I’m not arguing that every first paragraph should follow a checklist of necessary ingredients. But when you read them carefully, you notice that many of the really good ones do.
It was an old woman’s racism that inspired the first line of ‘Blood Money’. I was in Sofia, waiting for the bus at a crowded stop. Close by a gypsy man was pulling sheets of cardboard out of a dumpster, tearing them into manageable squares and loading them onto a little cart. Stray neighbourhood dogs were barking at him, but he didn’t pay them any mind. Nor did the people waiting for the bus grace him with their attention. That is, until his cell-phone rang. Then, even the dogs grew quiet. ‘A gypsy, but with a cellphone,’ an old woman said spitefully beside me. Sure, it was an unlikely combination. Still though, that ‘but’ angered me something fierce. In this grandma’s worldview, being a gypsy and owning a cell-phone were two mutually exclusive propositions. For her, the formula had been chiseled in stone a long time back: P(Gypsy and Cell-phone) = 0.

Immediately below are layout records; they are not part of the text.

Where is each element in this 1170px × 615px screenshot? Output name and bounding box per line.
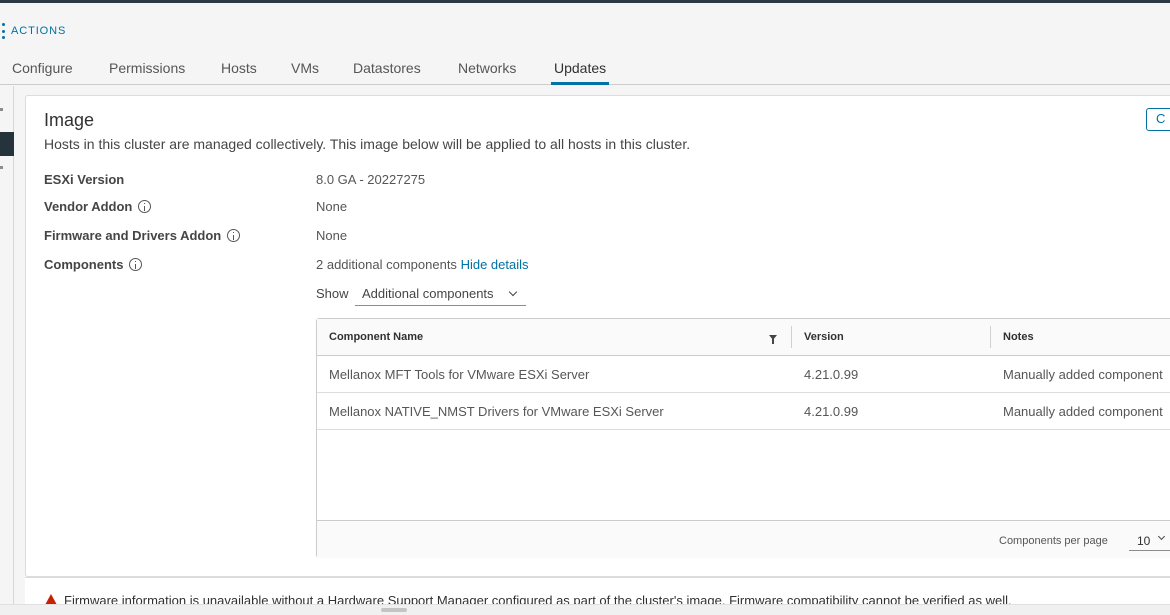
components-count: 2 additional components [316,257,457,272]
components-label: Components [44,257,143,272]
firmware-addon-label: Firmware and Drivers Addon [44,228,241,243]
tab-updates[interactable]: Updates [551,60,610,85]
per-page-value: 10 [1137,534,1151,548]
tab-networks[interactable]: Networks [458,60,516,85]
grid-footer: Components per page 10 [317,520,1170,558]
image-description: Hosts in this cluster are managed collec… [44,136,691,152]
components-label-text: Components [44,257,124,272]
chevron-down-icon [508,287,518,297]
show-filter-value: Additional components [362,286,494,301]
column-divider[interactable] [791,326,792,348]
notes-cell: Manually added component [1003,367,1163,382]
info-icon[interactable] [227,229,241,242]
components-value: 2 additional components Hide details [316,257,529,272]
tab-bar: Configure Permissions Hosts VMs Datastor… [0,54,1170,85]
kebab-icon [0,23,6,39]
scrollbar-thumb[interactable] [381,608,407,612]
filter-icon[interactable] [769,335,777,344]
column-divider[interactable] [990,326,991,348]
tab-datastores[interactable]: Datastores [353,60,421,85]
tab-configure[interactable]: Configure [12,60,73,85]
vendor-addon-label: Vendor Addon [44,199,152,214]
firmware-addon-value: None [316,228,348,243]
component-name-cell: Mellanox MFT Tools for VMware ESXi Serve… [329,367,590,382]
tab-hosts[interactable]: Hosts [221,60,257,85]
tab-permissions[interactable]: Permissions [109,60,185,85]
edit-image-button-label: C [1156,111,1166,126]
esxi-version-label: ESXi Version [44,172,124,187]
nav-collapse-marker [0,108,3,111]
hide-details-link[interactable]: Hide details [461,257,529,272]
show-label: Show [316,286,349,301]
actions-menu[interactable]: ACTIONS [0,22,66,40]
image-title: Image [44,110,95,130]
info-icon[interactable] [138,200,152,213]
version-cell: 4.21.0.99 [804,367,859,382]
top-header-bar [0,0,1170,3]
actions-label: ACTIONS [11,25,67,37]
left-nav-selected-item[interactable] [0,132,14,156]
column-header-version[interactable]: Version [804,331,844,343]
column-header-notes[interactable]: Notes [1003,331,1034,343]
vendor-addon-value: None [316,199,348,214]
esxi-version-label-text: ESXi Version [44,172,125,187]
notes-cell: Manually added component [1003,404,1163,419]
chevron-down-icon [1157,532,1166,541]
info-icon[interactable] [129,258,143,271]
grid-header: Component Name Version Notes [317,319,1170,356]
nav-expand-marker [0,166,3,169]
per-page-label: Components per page [999,535,1108,547]
left-nav-pane [0,86,14,615]
esxi-version-value: 8.0 GA - 20227275 [316,172,426,187]
table-row[interactable]: Mellanox MFT Tools for VMware ESXi Serve… [317,356,1170,393]
vendor-addon-label-text: Vendor Addon [44,199,133,214]
component-name-cell: Mellanox NATIVE_NMST Drivers for VMware … [329,404,664,419]
firmware-addon-label-text: Firmware and Drivers Addon [44,228,222,243]
tab-vms[interactable]: VMs [291,60,319,85]
horizontal-scrollbar[interactable] [0,604,1170,615]
table-row[interactable]: Mellanox NATIVE_NMST Drivers for VMware … [317,393,1170,430]
show-filter-select[interactable]: Additional components [355,284,526,306]
edit-image-button[interactable]: C [1146,108,1170,131]
components-grid: Component Name Version Notes Mellanox MF… [316,318,1170,558]
per-page-select[interactable]: 10 [1129,531,1170,551]
version-cell: 4.21.0.99 [804,404,859,419]
column-header-component-name[interactable]: Component Name [329,331,423,343]
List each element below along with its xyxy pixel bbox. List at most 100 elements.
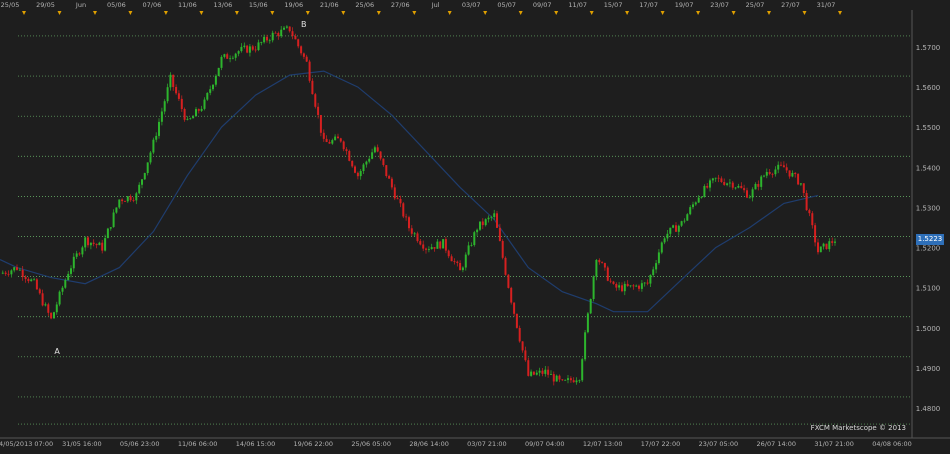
candle-body xyxy=(430,247,433,250)
candle-body xyxy=(214,75,217,85)
top-tick-label: 11/07 xyxy=(568,1,587,9)
candle-body xyxy=(89,242,92,246)
candle-body xyxy=(368,158,371,162)
candle-body xyxy=(388,175,391,179)
candle-body xyxy=(689,207,692,215)
top-tick-label: 21/06 xyxy=(320,1,339,9)
candle-body xyxy=(373,147,376,153)
candle-body xyxy=(510,287,513,303)
candle-body xyxy=(547,369,550,375)
candle-body xyxy=(416,233,419,242)
candle-body xyxy=(217,67,220,76)
candle-body xyxy=(393,187,396,199)
top-tick-label: 23/07 xyxy=(710,1,729,9)
x-tick-label: 11/06 06:00 xyxy=(178,440,218,448)
candle-body xyxy=(104,238,107,251)
candle-body xyxy=(450,256,453,262)
candle-body xyxy=(200,108,203,111)
candle-body xyxy=(481,221,484,226)
candle-body xyxy=(67,273,70,280)
top-tick-label: 25/06 xyxy=(355,1,374,9)
chart-background xyxy=(0,0,950,450)
candle-body xyxy=(288,26,291,32)
candle-body xyxy=(527,360,530,376)
candle-body xyxy=(337,136,339,139)
candle-body xyxy=(422,244,425,249)
top-tick-label: 05/07 xyxy=(497,1,516,9)
candle-body xyxy=(694,202,697,205)
candle-body xyxy=(623,283,626,292)
candle-body xyxy=(248,46,251,53)
x-tick-label: 31/07 21:00 xyxy=(814,440,854,448)
candle-body xyxy=(345,149,348,151)
candle-body xyxy=(291,31,294,36)
candle-body xyxy=(47,304,50,313)
top-tick-label: Jul xyxy=(431,1,440,9)
candle-body xyxy=(601,262,604,263)
candle-body xyxy=(294,36,297,40)
candle-body xyxy=(319,115,322,133)
candle-body xyxy=(484,219,487,226)
candle-body xyxy=(731,182,734,188)
top-tick-label: 17/07 xyxy=(639,1,658,9)
candle-body xyxy=(132,200,135,201)
candle-body xyxy=(427,249,430,250)
candle-body xyxy=(476,229,479,233)
candle-body xyxy=(831,241,834,243)
candle-body xyxy=(243,45,246,47)
candle-body xyxy=(146,162,149,173)
candle-body xyxy=(408,217,410,229)
candle-body xyxy=(413,233,416,235)
x-tick-label: 09/07 04:00 xyxy=(525,440,565,448)
top-tick-label: 25/07 xyxy=(746,1,765,9)
candle-body xyxy=(612,281,615,284)
candle-body xyxy=(561,379,564,381)
top-tick-label: 03/07 xyxy=(462,1,481,9)
candle-body xyxy=(603,263,606,268)
candle-body xyxy=(163,101,166,112)
candle-body xyxy=(126,196,129,202)
candle-body xyxy=(797,173,800,185)
candle-body xyxy=(805,193,808,211)
candle-body xyxy=(274,32,277,34)
top-tick-label: 07/06 xyxy=(143,1,162,9)
candle-body xyxy=(382,158,385,165)
candle-body xyxy=(456,261,459,263)
top-tick-label: 05/06 xyxy=(107,1,126,9)
y-tick-label: 1.5500 xyxy=(916,124,941,132)
candle-body xyxy=(354,166,356,173)
candle-body xyxy=(158,121,160,136)
top-tick-label: 19/06 xyxy=(284,1,303,9)
top-tick-label: 31/07 xyxy=(817,1,836,9)
chart-svg[interactable]: 25/05 29/05 Jun 05/06 07/06 11/06 13/06 15/06 19… xyxy=(0,0,950,450)
candle-body xyxy=(473,232,476,245)
candle-body xyxy=(589,299,592,314)
candle-body xyxy=(226,54,229,59)
candle-body xyxy=(41,293,44,306)
candle-body xyxy=(780,164,782,166)
candle-body xyxy=(206,92,209,100)
candle-body xyxy=(339,138,342,142)
candle-body xyxy=(717,177,720,179)
candle-body xyxy=(348,151,351,161)
candle-body xyxy=(300,46,303,54)
candle-body xyxy=(748,197,751,199)
candle-body xyxy=(808,210,811,214)
candle-body xyxy=(595,260,598,277)
candle-body xyxy=(13,267,16,271)
candle-body xyxy=(234,53,237,58)
candle-body xyxy=(177,93,180,99)
candle-body xyxy=(822,243,825,247)
candle-body xyxy=(371,152,374,159)
y-tick-label: 1.4800 xyxy=(916,405,941,413)
candle-body xyxy=(569,378,572,381)
candle-body xyxy=(10,270,13,275)
candle-body xyxy=(98,242,101,246)
candle-body xyxy=(81,247,84,255)
candle-body xyxy=(507,274,510,288)
candle-body xyxy=(723,182,726,185)
candle-body xyxy=(771,173,774,175)
x-tick-label: 28/06 14:00 xyxy=(409,440,449,448)
x-tick-label: 12/07 13:00 xyxy=(583,440,623,448)
candle-body xyxy=(433,247,436,249)
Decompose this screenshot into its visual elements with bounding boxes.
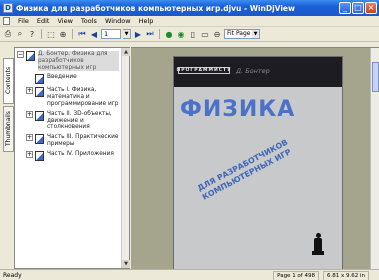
tree-node-part1[interactable]: + Часть I. Физика, математика и программ… bbox=[26, 87, 119, 107]
document-view[interactable]: ПРОГРАММИСТУ Д. Бонтер ФИЗИКА ДЛЯ РАЗРАБ… bbox=[131, 47, 379, 270]
menu-view[interactable]: View bbox=[57, 17, 72, 25]
toolbar: ⎙ ⌕ ? ⬚ ⊕ ⏮ ◀ 1 ▼ ▶ ⏭ ● ◉ ▯ ▭ ⊖ Fit Page… bbox=[0, 27, 379, 42]
bookmark-icon bbox=[35, 134, 44, 145]
first-page-icon[interactable]: ⏮ bbox=[77, 29, 87, 39]
page-size: 6.81 x 9.62 in bbox=[322, 271, 369, 280]
book-title: ФИЗИКА bbox=[180, 97, 296, 122]
tab-thumbnails[interactable]: Thumbnails bbox=[3, 106, 14, 152]
menu-tools[interactable]: Tools bbox=[81, 17, 97, 25]
status-bar: Ready Page 1 of 498 6.81 x 9.62 in bbox=[0, 269, 379, 280]
collapse-icon[interactable]: − bbox=[17, 51, 24, 58]
tree-node-label: Введение bbox=[47, 74, 77, 81]
print-icon[interactable]: ⎙ bbox=[3, 29, 13, 39]
chevron-down-icon[interactable]: ▼ bbox=[252, 30, 259, 38]
last-page-icon[interactable]: ⏭ bbox=[145, 29, 155, 39]
close-button[interactable]: × bbox=[365, 2, 377, 14]
scrollbar-thumb[interactable] bbox=[372, 62, 379, 92]
layout-icon[interactable]: ▭ bbox=[200, 29, 210, 39]
document-icon[interactable] bbox=[3, 17, 10, 25]
expand-icon[interactable]: + bbox=[26, 110, 33, 118]
bookmark-icon bbox=[35, 87, 44, 98]
menu-window[interactable]: Window bbox=[105, 17, 131, 25]
tree-node-part2[interactable]: + Часть II. 3D-объекты, движение и столк… bbox=[26, 110, 119, 131]
tree-node-label: Часть III. Практические примеры bbox=[47, 134, 119, 147]
scroll-down-icon[interactable]: ▼ bbox=[122, 260, 130, 268]
publisher-logo-icon bbox=[312, 233, 324, 257]
rotate-icon[interactable]: ● bbox=[164, 29, 174, 39]
title-bar[interactable]: D Физика для разработчиков компьютерных … bbox=[0, 0, 379, 16]
contents-tree: − Д. Бонтер. Физика для разработчиков ко… bbox=[15, 48, 121, 167]
scroll-up-icon[interactable]: ▲ bbox=[122, 48, 130, 56]
bookmark-icon bbox=[35, 110, 44, 121]
single-page-icon[interactable]: ▯ bbox=[188, 29, 198, 39]
book-subtitle: ДЛЯ РАЗРАБОТЧИКОВ КОМПЬЮТЕРНЫХ ИГР bbox=[196, 138, 294, 203]
help-icon[interactable]: ? bbox=[27, 29, 37, 39]
menu-bar: File Edit View Tools Window Help bbox=[0, 16, 379, 27]
tab-contents[interactable]: Contents bbox=[3, 58, 14, 104]
cover-header-band: ПРОГРАММИСТУ Д. Бонтер bbox=[174, 57, 342, 87]
tree-node-part4[interactable]: + Часть IV. Приложения bbox=[26, 150, 119, 161]
chevron-down-icon[interactable]: ▼ bbox=[123, 29, 131, 39]
document-page[interactable]: ПРОГРАММИСТУ Д. Бонтер ФИЗИКА ДЛЯ РАЗРАБ… bbox=[173, 56, 343, 270]
series-label: ПРОГРАММИСТУ bbox=[176, 67, 232, 74]
sidebar-tabs: Contents Thumbnails bbox=[3, 58, 14, 208]
status-right: Page 1 of 498 6.81 x 9.62 in bbox=[273, 271, 369, 280]
status-text: Ready bbox=[3, 271, 22, 279]
app-window: D Физика для разработчиков компьютерных … bbox=[0, 0, 379, 280]
bookmark-icon bbox=[35, 150, 44, 161]
tree-node-label: Часть II. 3D-объекты, движение и столкно… bbox=[47, 110, 112, 131]
maximize-button[interactable]: □ bbox=[352, 2, 364, 14]
author-name: Д. Бонтер bbox=[236, 67, 270, 75]
menu-help[interactable]: Help bbox=[139, 17, 154, 25]
toolbar-separator bbox=[72, 29, 73, 39]
tree-node-label: Д. Бонтер. Физика для разработчиков комп… bbox=[38, 51, 119, 72]
toolbar-separator bbox=[41, 29, 42, 39]
continuous-icon[interactable]: ◉ bbox=[176, 29, 186, 39]
zoom-value: Fit Page bbox=[227, 30, 251, 37]
zoom-icon[interactable]: ⊕ bbox=[58, 29, 68, 39]
window-controls: _ □ × bbox=[339, 2, 377, 14]
tree-node-label: Часть I. Физика, математика и программир… bbox=[47, 87, 119, 107]
panel-scrollbar[interactable]: ▲ ▼ bbox=[121, 48, 130, 268]
find-icon[interactable]: ⌕ bbox=[15, 29, 25, 39]
expand-icon[interactable]: + bbox=[26, 87, 33, 95]
contents-panel: − Д. Бонтер. Физика для разработчиков ко… bbox=[14, 47, 130, 269]
expand-icon[interactable]: + bbox=[26, 134, 33, 142]
document-scrollbar[interactable] bbox=[370, 48, 379, 269]
subtitle-line: ДЛЯ РАЗРАБОТЧИКОВ bbox=[196, 137, 290, 193]
select-icon[interactable]: ⬚ bbox=[46, 29, 56, 39]
minimize-button[interactable]: _ bbox=[339, 2, 351, 14]
prev-page-icon[interactable]: ◀ bbox=[89, 29, 99, 39]
tree-node-label: Часть IV. Приложения bbox=[47, 150, 114, 157]
zoom-select[interactable]: Fit Page ▼ bbox=[224, 29, 260, 39]
menu-file[interactable]: File bbox=[18, 17, 29, 25]
tree-node-root[interactable]: − Д. Бонтер. Физика для разработчиков ко… bbox=[17, 51, 119, 72]
bookmark-icon bbox=[26, 51, 35, 61]
app-icon: D bbox=[3, 3, 13, 13]
tree-node-part3[interactable]: + Часть III. Практические примеры bbox=[26, 134, 119, 148]
tree-node-intro[interactable]: Введение bbox=[26, 74, 119, 85]
zoom-out-icon[interactable]: ⊖ bbox=[212, 29, 222, 39]
bookmark-icon bbox=[35, 74, 44, 85]
page-number-input[interactable]: 1 bbox=[101, 29, 121, 39]
next-page-icon[interactable]: ▶ bbox=[133, 29, 143, 39]
expand-icon[interactable]: + bbox=[26, 150, 33, 158]
menu-edit[interactable]: Edit bbox=[37, 17, 50, 25]
page-count: Page 1 of 498 bbox=[273, 271, 319, 280]
window-title: Физика для разработчиков компьютерных иг… bbox=[16, 3, 295, 13]
toolbar-separator bbox=[159, 29, 160, 39]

So when months later I sat down to write my story I felt the urge to start with that particular stereotype. At first the gypsies didn’t know how to answer their cell-phone. It is not the catchiest of openers, but honestly, I’ve grown to be annoyed with first lines that try too hard to grab us by the throat. This one, I think, does enough. Like a snag in the sleeve of a sweater, it provides me with an opening. All I need to do, whether I’m the writer or the reader, is pull on the hanging thread and begin to unravel the sweater cleanly. Here comes the first pull: Toshev had sent it to them in a box with written instructions, but every time he called, the phone went straight to voicemail. So we have our protagonist now, the hero of the story; a sense of the point of view (third person close) and of the setting (a world where gypsies are a thing). We’re also left with a set of questions: Who is this guy and why is he so desperate to speak with the gypsies that he’s gone to the trouble of mailing them a phone? Who are the gypsies, how far away do they live and how come they don’t have a phone of their own? Then comes the second pull of the thread: ‘Gypsies can’t read,’ his editor told him. Right. So our hero is a writer, or a journalist. And this editor of his must be a real piece of work, because, surely, all gypsies the world over are illiterate. ‘No disrespect to you, my boy, but that’s a fact.’ Oh, it is, is it? And why would this ‘fact’ disrespect our hero? Does he have an investment with the Roma and if so, how personal is it? ‘And one more fact,’ the editor adds to end the paragraph, ‘the cost of the phone comes out of your pocket.’ So the publication isn’t too crazy about the hero’s prospective assignment. It’s also too strapped for cash to pay him, but certain that he’s invested into the story just enough to pursue it at his own expense; details that ought to put the protagonist under pressure, which, as the story progresses should intensify and build towards a point of no return.
Thus, the story climbs on. Its second paragraph begins like so: Toshev knew all that, of course. Knew what exactly? That the editor isn’t excited about the assignment? That the paper won’t pay? That gypsies can’t be expected to read and answer cell-phones? Who is this guy really and, once more, what is his connection with the Roma?
Already the questions outnumber the sentences. But there is a difference, I hope, between mystery and confusion. And if the questions pique the reader’s interest, if finding the answers is worth a walk in the dark, then perhaps the story has a chance of leaping off the page and becoming not just the writer’s, but also, the reader’s dream.